The year 2009 was kind. It started with me finding myself in India, a place that will always be special in my heart for its eternal embrace of serenity and its unapologetic use of clarified butter in everything. Then as the year ends, I have found myself home, with my family, my two boys Caligula and Bali, my best friends and, of course,
The Boyfriend. This year, I lived an expedited version of Eat, Pray, Love with eating and loving mingling closely to each other and praying for the consequences and blessings of both. I never quite got to meditating, though.
I started the year by doing the impossible: I deleted my Facebook account. After some due diligence I figured it was the source of my writer’s block. I literally spent half of this year on it. It is by far a very painful breakup. It made me go through a five-step process each time asking whether I was sure… like any breakup guilt was involved.
There was a top bar telling me who was going to miss me on Facebook. Well, it’s done. It just me and boring gmail for now.
It is my one good deed after starting the year off breaking some well-intentioned resolutions, some of which were retro-lutions from a few years back that have magically stuck. Oh, the decay of sanity when it comes to adhering to resolutions.
The ringing in of 2010 was quite odd. As we know many relationships suffer during this time as much as they flourish. My friend who is getting married this year spent her New Year’s playing it like a seasoned presidential candidate without a party volleying herself between her family and fiancé who didn’t see eye to eye. Another was nursing a recent breakup when what was supposed to be a holiday escape turned out to be happy hunting for a psychotic single white female stalker she thought she had left in London. As for me, I was still jet-lagging and was seriously sleep deprived. Without a miss, I missed New Year’s come in because I was passed out. I smell another one of those effing Mercury Retrogrades whirring about.
So as the smog from the fireworks fades, the quiet of New Year’s Day is the perfect time to recap not only the year that was, but the decade that was.
My 2000’s in a nutshell: Moved to New York; got a job at the STAR (which is by far my longest relationship to date); moved out of parents’ house; published first book; moved to first shoebox apartment which I love to this day; bought Caligula; got engaged then called off wedding; best friend died; moved to first adult apartment; said goodbye to champagne; moved to London to write book; moved back to Manila; Indian sojourn; back to Manila; then I met the love of my life — in Manila, the place I’d been trying to escape during my more adventurous 20s.
I have no resolutions. I think the changes we make for ourselves should be inspired by life itself and not synthetic longings.

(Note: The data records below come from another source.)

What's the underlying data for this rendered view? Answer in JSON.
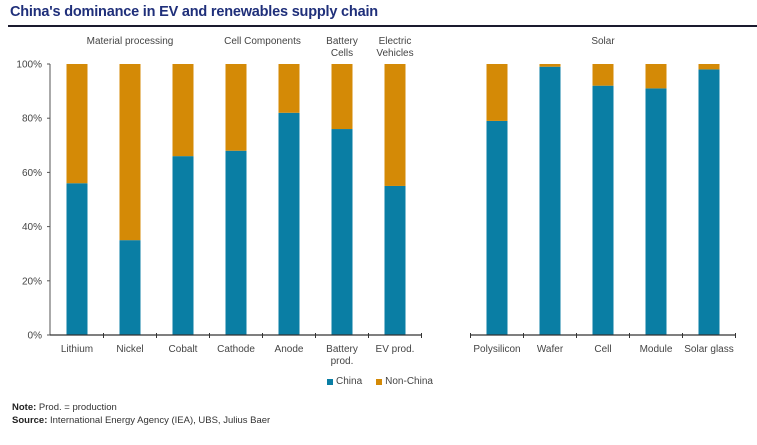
{
  "header": {
    "title": "China's dominance in EV and renewables supply chain"
  },
  "chart_data": {
    "type": "bar",
    "stacked": true,
    "title": "China's dominance in EV and renewables supply chain",
    "xlabel": "",
    "ylabel": "",
    "ylim": [
      0,
      100
    ],
    "y_ticks": [
      "0%",
      "20%",
      "40%",
      "60%",
      "80%",
      "100%"
    ],
    "y_tick_values": [
      0,
      20,
      40,
      60,
      80,
      100
    ],
    "grid": false,
    "legend_position": "bottom-center",
    "categories": [
      "Lithium",
      "Nickel",
      "Cobalt",
      "Cathode",
      "Anode",
      "Battery prod.",
      "EV prod.",
      "Polysilicon",
      "Wafer",
      "Cell",
      "Module",
      "Solar glass"
    ],
    "category_label_lines": [
      [
        "Lithium"
      ],
      [
        "Nickel"
      ],
      [
        "Cobalt"
      ],
      [
        "Cathode"
      ],
      [
        "Anode"
      ],
      [
        "Battery",
        "prod."
      ],
      [
        "EV prod."
      ],
      [
        "Polysilicon"
      ],
      [
        "Wafer"
      ],
      [
        "Cell"
      ],
      [
        "Module"
      ],
      [
        "Solar glass"
      ]
    ],
    "groups": [
      {
        "label_lines": [
          "Material processing"
        ],
        "categories": [
          "Lithium",
          "Nickel",
          "Cobalt"
        ]
      },
      {
        "label_lines": [
          "Cell Components"
        ],
        "categories": [
          "Cathode",
          "Anode"
        ]
      },
      {
        "label_lines": [
          "Battery",
          "Cells"
        ],
        "categories": [
          "Battery prod."
        ]
      },
      {
        "label_lines": [
          "Electric",
          "Vehicles"
        ],
        "categories": [
          "EV prod."
        ]
      },
      {
        "label_lines": [
          "Solar"
        ],
        "categories": [
          "Polysilicon",
          "Wafer",
          "Cell",
          "Module",
          "Solar glass"
        ]
      }
    ],
    "series": [
      {
        "name": "China",
        "color": "#0a7ea4",
        "values": [
          56,
          35,
          66,
          68,
          82,
          76,
          55,
          79,
          99,
          92,
          91,
          98
        ]
      },
      {
        "name": "Non-China",
        "color": "#d48a06",
        "values": [
          44,
          65,
          34,
          32,
          18,
          24,
          45,
          21,
          1,
          8,
          9,
          2
        ]
      }
    ]
  },
  "legend": {
    "items": [
      {
        "label": "China",
        "color": "#0a7ea4"
      },
      {
        "label": "Non-China",
        "color": "#d48a06"
      }
    ]
  },
  "footer": {
    "note_label": "Note:",
    "note_text": " Prod. = production",
    "source_label": "Source:",
    "source_text": " International Energy Agency (IEA), UBS, Julius Baer"
  }
}
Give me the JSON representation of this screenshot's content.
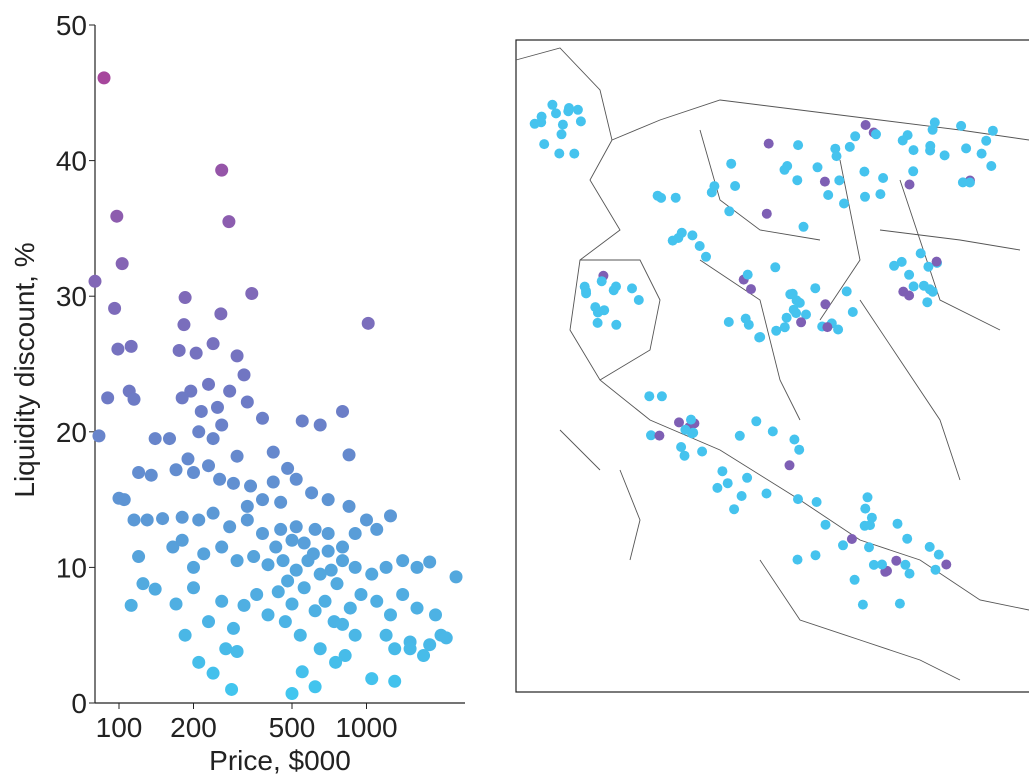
{
  "chart_data": {
    "type": "scatter",
    "x_label": "Price, $000",
    "y_label": "Liquidity discount, %",
    "xscale": "log",
    "xlim": [
      80,
      2500
    ],
    "ylim": [
      0,
      50
    ],
    "xticks": [
      100,
      200,
      500,
      1000
    ],
    "yticks": [
      0,
      10,
      20,
      30,
      40,
      50
    ],
    "colors": [
      "#40c8f0",
      "#6f78c4",
      "#a6469c"
    ],
    "x": [
      87,
      260,
      278,
      98,
      103,
      80,
      96,
      185,
      344,
      1016,
      183,
      258,
      99,
      112,
      83,
      90,
      110,
      115,
      175,
      205,
      240,
      300,
      320,
      280,
      230,
      195,
      180,
      215,
      250,
      330,
      380,
      210,
      240,
      260,
      160,
      140,
      190,
      230,
      300,
      420,
      480,
      550,
      650,
      800,
      850,
      120,
      135,
      170,
      200,
      255,
      290,
      340,
      420,
      520,
      600,
      700,
      850,
      100,
      105,
      115,
      130,
      150,
      180,
      210,
      240,
      280,
      330,
      380,
      450,
      500,
      560,
      620,
      700,
      800,
      900,
      1000,
      1100,
      1250,
      120,
      125,
      112,
      140,
      165,
      180,
      200,
      220,
      260,
      300,
      350,
      400,
      460,
      520,
      580,
      650,
      720,
      800,
      900,
      1050,
      1200,
      1400,
      1600,
      1800,
      2300,
      170,
      185,
      200,
      230,
      260,
      290,
      320,
      360,
      400,
      440,
      500,
      560,
      620,
      680,
      740,
      800,
      860,
      950,
      1100,
      1250,
      1400,
      1600,
      1900,
      2000,
      1200,
      1300,
      1500,
      1700,
      900,
      820,
      750,
      650,
      540,
      470,
      210,
      240,
      270,
      300,
      285,
      500,
      620,
      550,
      1050,
      1300,
      1500,
      2100,
      1800,
      330,
      450,
      520,
      380,
      430,
      610,
      700,
      760,
      480
    ],
    "y": [
      46.1,
      39.3,
      35.5,
      35.9,
      32.4,
      31.1,
      29.1,
      29.9,
      30.2,
      28.0,
      27.9,
      28.7,
      26.1,
      26.3,
      19.7,
      22.5,
      23.0,
      22.4,
      26,
      25.8,
      26.5,
      25.6,
      24.2,
      23,
      23.5,
      23,
      22.5,
      21.5,
      21.8,
      22.2,
      21,
      20,
      19.5,
      20.5,
      19.5,
      19.5,
      18,
      17.5,
      18.2,
      18.5,
      17.3,
      20.8,
      20.5,
      21.5,
      18.3,
      17,
      16.8,
      17.2,
      17,
      16.5,
      16.2,
      16,
      16.3,
      16.5,
      15.5,
      15,
      14.5,
      15.1,
      15,
      13.5,
      13.5,
      13.6,
      13.7,
      13.5,
      14,
      13,
      13.5,
      12.5,
      12.8,
      12,
      11.8,
      12.8,
      12.5,
      11.5,
      12.5,
      13.5,
      12.8,
      13.8,
      10.8,
      8.8,
      7.2,
      8.4,
      11.5,
      12,
      10,
      11,
      11.5,
      10.5,
      10.8,
      10.2,
      10.5,
      9.8,
      10.5,
      9.5,
      9.8,
      10.5,
      10,
      9.5,
      10,
      10.5,
      10,
      10.4,
      9.3,
      7.3,
      5,
      8.5,
      6,
      7.5,
      5.5,
      7.2,
      8,
      6.5,
      8.2,
      7.3,
      8.5,
      6.8,
      7.5,
      6,
      5.8,
      7,
      8,
      7.5,
      6.5,
      8,
      7,
      6.5,
      5,
      5,
      4,
      4.5,
      3.5,
      5,
      3.5,
      3,
      4,
      5,
      6,
      3,
      2.2,
      4,
      3.8,
      1,
      0.7,
      1.2,
      2.3,
      1.8,
      1.6,
      4,
      4.8,
      4.3,
      14.5,
      14.8,
      13,
      15,
      11.5,
      11,
      11.2,
      8.8,
      9.0
    ]
  }
}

Ten things I learned so far:
1). Divorcing friends. There’s no rule about this. We enter romantic relationships armed with some kind of a defense system that may fail. In friendships, we’re more earnest and open. But seriously, take it from someone who has been really burned: if it smells bad, run. The best thing about this is, in most friend divorces, they usually get the point after a couple of unreturned calls; they get it or are too lazy to deal. Some want a “talk”; make it quick — over coffee — and try not to get medieval on their asses.

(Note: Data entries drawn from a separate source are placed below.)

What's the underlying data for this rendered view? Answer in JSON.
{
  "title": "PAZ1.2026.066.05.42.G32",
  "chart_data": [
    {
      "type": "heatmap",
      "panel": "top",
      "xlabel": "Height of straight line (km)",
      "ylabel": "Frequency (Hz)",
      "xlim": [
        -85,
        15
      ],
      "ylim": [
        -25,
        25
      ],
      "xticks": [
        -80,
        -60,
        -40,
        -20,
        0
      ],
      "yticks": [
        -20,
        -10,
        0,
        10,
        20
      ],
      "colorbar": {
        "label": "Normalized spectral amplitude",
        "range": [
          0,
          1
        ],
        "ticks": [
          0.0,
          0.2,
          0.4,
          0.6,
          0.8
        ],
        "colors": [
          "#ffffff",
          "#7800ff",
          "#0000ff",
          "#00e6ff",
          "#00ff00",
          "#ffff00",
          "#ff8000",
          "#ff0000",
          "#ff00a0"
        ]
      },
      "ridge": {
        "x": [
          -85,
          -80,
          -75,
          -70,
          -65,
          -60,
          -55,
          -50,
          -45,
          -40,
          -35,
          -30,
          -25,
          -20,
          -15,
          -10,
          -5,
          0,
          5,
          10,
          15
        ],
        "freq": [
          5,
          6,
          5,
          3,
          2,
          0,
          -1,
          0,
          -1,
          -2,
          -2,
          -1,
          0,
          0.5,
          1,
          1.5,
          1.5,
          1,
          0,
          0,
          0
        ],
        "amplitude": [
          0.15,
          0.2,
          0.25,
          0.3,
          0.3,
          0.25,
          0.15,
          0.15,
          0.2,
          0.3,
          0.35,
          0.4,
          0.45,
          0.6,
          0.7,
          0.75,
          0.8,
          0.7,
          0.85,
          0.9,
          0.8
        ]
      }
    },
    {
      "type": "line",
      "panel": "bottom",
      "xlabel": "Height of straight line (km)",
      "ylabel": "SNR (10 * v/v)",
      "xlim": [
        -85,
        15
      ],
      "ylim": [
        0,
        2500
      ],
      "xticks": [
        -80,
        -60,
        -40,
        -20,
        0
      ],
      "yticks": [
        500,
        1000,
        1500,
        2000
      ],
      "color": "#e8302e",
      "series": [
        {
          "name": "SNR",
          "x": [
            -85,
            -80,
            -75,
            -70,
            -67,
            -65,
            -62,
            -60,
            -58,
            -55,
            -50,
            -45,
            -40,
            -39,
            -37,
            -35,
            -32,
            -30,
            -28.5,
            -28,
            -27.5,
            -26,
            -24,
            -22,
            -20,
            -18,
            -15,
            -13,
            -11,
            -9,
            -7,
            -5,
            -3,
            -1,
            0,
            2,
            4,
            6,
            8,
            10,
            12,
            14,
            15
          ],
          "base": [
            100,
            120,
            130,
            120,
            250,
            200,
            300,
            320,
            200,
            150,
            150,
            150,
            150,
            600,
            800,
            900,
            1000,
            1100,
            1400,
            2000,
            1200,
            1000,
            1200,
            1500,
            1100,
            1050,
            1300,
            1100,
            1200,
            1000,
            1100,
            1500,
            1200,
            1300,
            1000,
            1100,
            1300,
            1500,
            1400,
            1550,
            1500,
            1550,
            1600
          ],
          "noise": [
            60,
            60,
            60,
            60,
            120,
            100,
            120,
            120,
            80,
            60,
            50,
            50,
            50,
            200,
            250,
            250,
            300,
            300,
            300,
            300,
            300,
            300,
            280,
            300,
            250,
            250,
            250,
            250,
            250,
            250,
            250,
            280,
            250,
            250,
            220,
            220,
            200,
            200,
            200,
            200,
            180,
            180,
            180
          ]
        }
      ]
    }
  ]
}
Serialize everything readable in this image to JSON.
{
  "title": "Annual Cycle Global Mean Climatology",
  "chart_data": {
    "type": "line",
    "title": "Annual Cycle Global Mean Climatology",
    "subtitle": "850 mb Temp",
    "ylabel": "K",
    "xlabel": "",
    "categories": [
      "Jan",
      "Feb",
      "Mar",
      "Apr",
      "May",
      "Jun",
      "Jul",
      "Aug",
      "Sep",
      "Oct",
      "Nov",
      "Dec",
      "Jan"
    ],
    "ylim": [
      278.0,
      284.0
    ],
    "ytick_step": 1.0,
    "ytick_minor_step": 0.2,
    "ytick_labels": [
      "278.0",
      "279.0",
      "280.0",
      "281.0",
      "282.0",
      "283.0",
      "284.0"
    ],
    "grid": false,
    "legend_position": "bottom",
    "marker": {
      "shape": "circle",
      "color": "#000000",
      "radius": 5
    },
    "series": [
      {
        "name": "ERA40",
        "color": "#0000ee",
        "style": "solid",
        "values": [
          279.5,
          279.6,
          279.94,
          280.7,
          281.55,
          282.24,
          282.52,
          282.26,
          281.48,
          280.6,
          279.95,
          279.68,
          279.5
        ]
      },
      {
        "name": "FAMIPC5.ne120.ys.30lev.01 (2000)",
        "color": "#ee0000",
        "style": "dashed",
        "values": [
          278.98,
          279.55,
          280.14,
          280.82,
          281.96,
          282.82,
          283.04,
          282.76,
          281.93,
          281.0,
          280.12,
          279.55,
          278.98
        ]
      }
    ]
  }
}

2). Fall in love. Really. It’s loads of hard work but oh-so-worth-it.
3). Eat carbs. The ultimate pleasure of being human is the choice we have to eat pasta any time we want. When I was an Atkins freak, I was so unhappy only eating pizza toppings and leaving the crust behind, or eating kare-kare without rice. Believe me, life is too short, so eat spaghetti.
4). There’s nothing old about being old fashioned. I don’t get these modern relationships that bear the steely lines of a Zaha Hadid couch, the complication of a Hussein Chalayan dress and the emotional satisfaction of a cork. I love my men pulling chairs out for me and me not looking at other men. I don’t get this “open relationship” thing that a lot of people are doing. People are already crazy enough; they need some old-fashioned rules.
5). Learn how to have a vacation. No laptops and phones. You can do those in the house for free. Put on your bikini, a book you’re too embarrassed to read in public and your iPod.
6). Charity begins at home. It truly does take care of those around you.
7). Wear what you want. If it doesn’t stink, it’s a great thing to have. The crisis looms early. With all the information at our fingerprints, the world expects us to be perfect. Like the Forex rate, that’s a sham bubble.
8). It’s okay to eff up once in a while. Besides, everyone loves a comeback.
9). Live in the present. It has never been so exciting.
10). Getting better is never easy. But its benefits outweigh everything.
Here comes 2010. Straitjacket is under the seat next to the floatation device.